Colega desde os anos 1980 afirma que o relator deve encarar o desafio de tornar Lava Jato menos parcial e seletiva
Daniel Giovanaz, Brasil de Fato
O advogado paranaense Carlos Frederico Marés de Souza Filho, de Curitiba, foi um dos juristas que mais influenciou a trajetória profissional do ministro Luiz Edson Fachin, relator da operação Lava Jato no Supremo Tribunal Federal (STF). Fachin não havia sequer concluído o curso de Direito e os dois já trabalhavam juntos, em conflitos relacionados à propriedade de terras. Em seguida, abriram um escritório em parceria e passaram a atuar como procuradores no Instituto de Terras, Cartografia e Geociências (ITCG) e no Instituto Nacional de Colonização e Reforma Agrária (ITCG).
Em entrevista ao Brasil de Fato, Marés enaltece a independência do ministro Fachin e elogia a capacidade dele, como relator, de ampliar o leque de investigações da Lava Jato. Por outro lado, pondera que o amigo “sempre passou muito longe do Direito Penal”, e alerta que “já estão cortando as asas dele” para manter a seletividade da Lava Jato, em nome de interesses partidários.
Confira os melhores momentos da entrevista:
Brasil de Fato – Quando você e o Fachin começaram a trabalhar juntos?
Carlos Marés – O Fachin foi meu estagiário, portanto ele é muito mais moço que eu. Eu voltei do exílio no final de 1979. Tinha documento dinamarquês, mas estava morando na África, em São Tomé. E quando cheguei de volta do exílio, fui trabalhar no ITCG, que trabalhava com terras devolutas. O Fachin ainda era estudante, e por acaso se tornou meu estagiário. Mais tarde, ele seria procurador geral do ITCG.
O nosso grupo era muito bom. A época era difícil, porque ainda era ditadura.
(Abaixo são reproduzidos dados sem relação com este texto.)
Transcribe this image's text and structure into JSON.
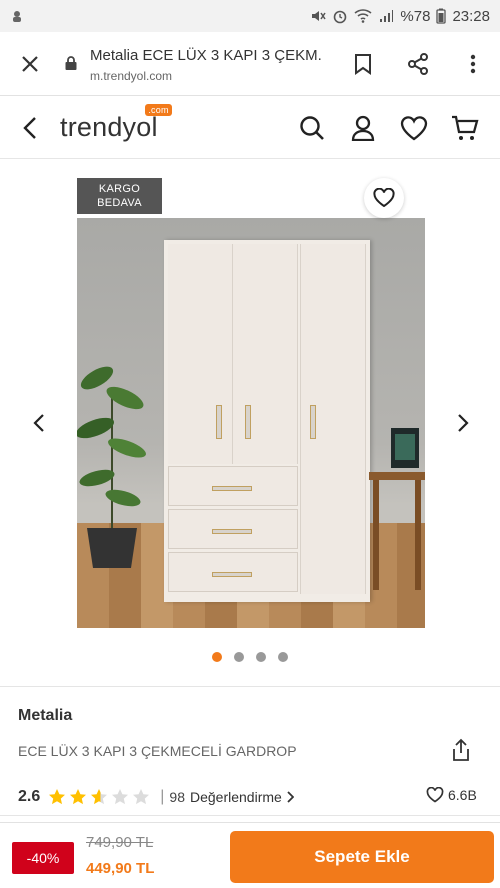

A questão da terra era muito presente, o estatuto da terra era novo. O Paraná tinha uma nova Lei de Terras Devolutas, de 1976, e foi naquele contexto que eu conheci o Fachin. E a gente nunca mais deixou de trabalhar juntos.
Nessa época, o Fachin estava no fim do curso [de Direito, na Universidade Federal do Paraná]. Quando ele se formou, a gente resolveu montar um escritório juntos. A Rosana [Amara Girardi], mulher dele, se formou também, mais tarde. Primeiro, ela foi estagiária do escritório, e depois titular.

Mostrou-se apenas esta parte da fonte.